Annona muricata is reported as a new host of G. pyramidalis. This pathogen is also reported for first time on Persea americana in Brazil. Specimens of G. pyramidalis on these hosts have been deposited at CEPEC Herbarium (mycological collection), Cacao Research Centre, CEPLAC/CEPEC, Ilhéus, Bahia, Brazil (Accession numbers 158, 168, 223, 378, 468 469 and 470).
This research was supported in part by CNPq and Fapesb. We thank Dr.Nina Shishkoff for her revision and comments on the manuscript.

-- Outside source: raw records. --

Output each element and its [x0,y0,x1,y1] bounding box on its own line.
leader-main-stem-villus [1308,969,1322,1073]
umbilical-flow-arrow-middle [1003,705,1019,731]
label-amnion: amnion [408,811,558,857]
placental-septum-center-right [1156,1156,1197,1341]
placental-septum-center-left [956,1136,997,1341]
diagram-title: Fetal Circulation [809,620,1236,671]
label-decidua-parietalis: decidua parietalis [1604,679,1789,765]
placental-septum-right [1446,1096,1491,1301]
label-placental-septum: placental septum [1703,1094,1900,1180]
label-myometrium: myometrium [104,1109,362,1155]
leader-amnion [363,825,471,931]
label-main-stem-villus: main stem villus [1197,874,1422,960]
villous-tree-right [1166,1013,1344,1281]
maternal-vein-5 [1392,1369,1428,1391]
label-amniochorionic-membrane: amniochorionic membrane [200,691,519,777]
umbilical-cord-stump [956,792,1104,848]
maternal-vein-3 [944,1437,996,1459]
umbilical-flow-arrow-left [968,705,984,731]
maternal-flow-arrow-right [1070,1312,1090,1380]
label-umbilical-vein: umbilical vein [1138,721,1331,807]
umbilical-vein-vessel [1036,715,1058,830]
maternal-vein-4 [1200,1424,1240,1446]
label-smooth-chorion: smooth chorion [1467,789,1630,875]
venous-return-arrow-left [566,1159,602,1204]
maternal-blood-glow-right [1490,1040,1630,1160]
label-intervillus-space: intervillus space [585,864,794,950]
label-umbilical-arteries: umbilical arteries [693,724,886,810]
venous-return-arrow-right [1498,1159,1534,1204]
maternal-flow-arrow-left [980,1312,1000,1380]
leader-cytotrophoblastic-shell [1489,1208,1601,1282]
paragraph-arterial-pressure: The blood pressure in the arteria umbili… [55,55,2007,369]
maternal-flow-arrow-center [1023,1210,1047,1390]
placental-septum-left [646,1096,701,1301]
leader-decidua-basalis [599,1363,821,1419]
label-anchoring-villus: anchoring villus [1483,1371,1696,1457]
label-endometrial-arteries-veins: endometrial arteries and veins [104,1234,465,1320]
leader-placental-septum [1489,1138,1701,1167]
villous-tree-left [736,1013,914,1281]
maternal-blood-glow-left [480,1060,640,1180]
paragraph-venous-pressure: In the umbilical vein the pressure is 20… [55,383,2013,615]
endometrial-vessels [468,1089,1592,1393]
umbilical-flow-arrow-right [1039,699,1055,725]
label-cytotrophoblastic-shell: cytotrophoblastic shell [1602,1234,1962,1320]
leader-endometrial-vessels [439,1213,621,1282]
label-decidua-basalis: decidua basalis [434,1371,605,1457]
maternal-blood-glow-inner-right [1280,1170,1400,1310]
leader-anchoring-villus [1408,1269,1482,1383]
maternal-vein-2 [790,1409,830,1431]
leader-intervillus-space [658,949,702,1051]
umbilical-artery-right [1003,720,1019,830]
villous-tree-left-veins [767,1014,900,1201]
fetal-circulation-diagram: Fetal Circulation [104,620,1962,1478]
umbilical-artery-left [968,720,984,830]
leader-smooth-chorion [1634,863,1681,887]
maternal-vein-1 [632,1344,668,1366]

Cline, ET, Farr, DF, Rossman, AY, Palm, ME, McCray, EB (n.d.). Fungal Nomenclature Database, Systematic Botany & Mycology Laboratory, ARS, USDA. Retrieved January 15, 2007, from http://nt.ars-grin.gov/fungaldatabases/Nomenclature.cfm
Narumi-Saito, T, Hosoyo, T, Sano, Y, Harada, Y, 2006. Nervostroma, gen. nov. in the Sclerotiniaceae, the teleomorph of Cristulariella, and Hinomyces anam. gen. nov. to accommodate the anamorph of Grovesinia: reassessment of the genus Cristulariella. Mycoscience 47, 351-359
Sinclair, WA, Lyon, HH, Johnson, WT, 1993. Diseases of trees and shrubs. Ithaca and London: Cornell University Press, 62-63.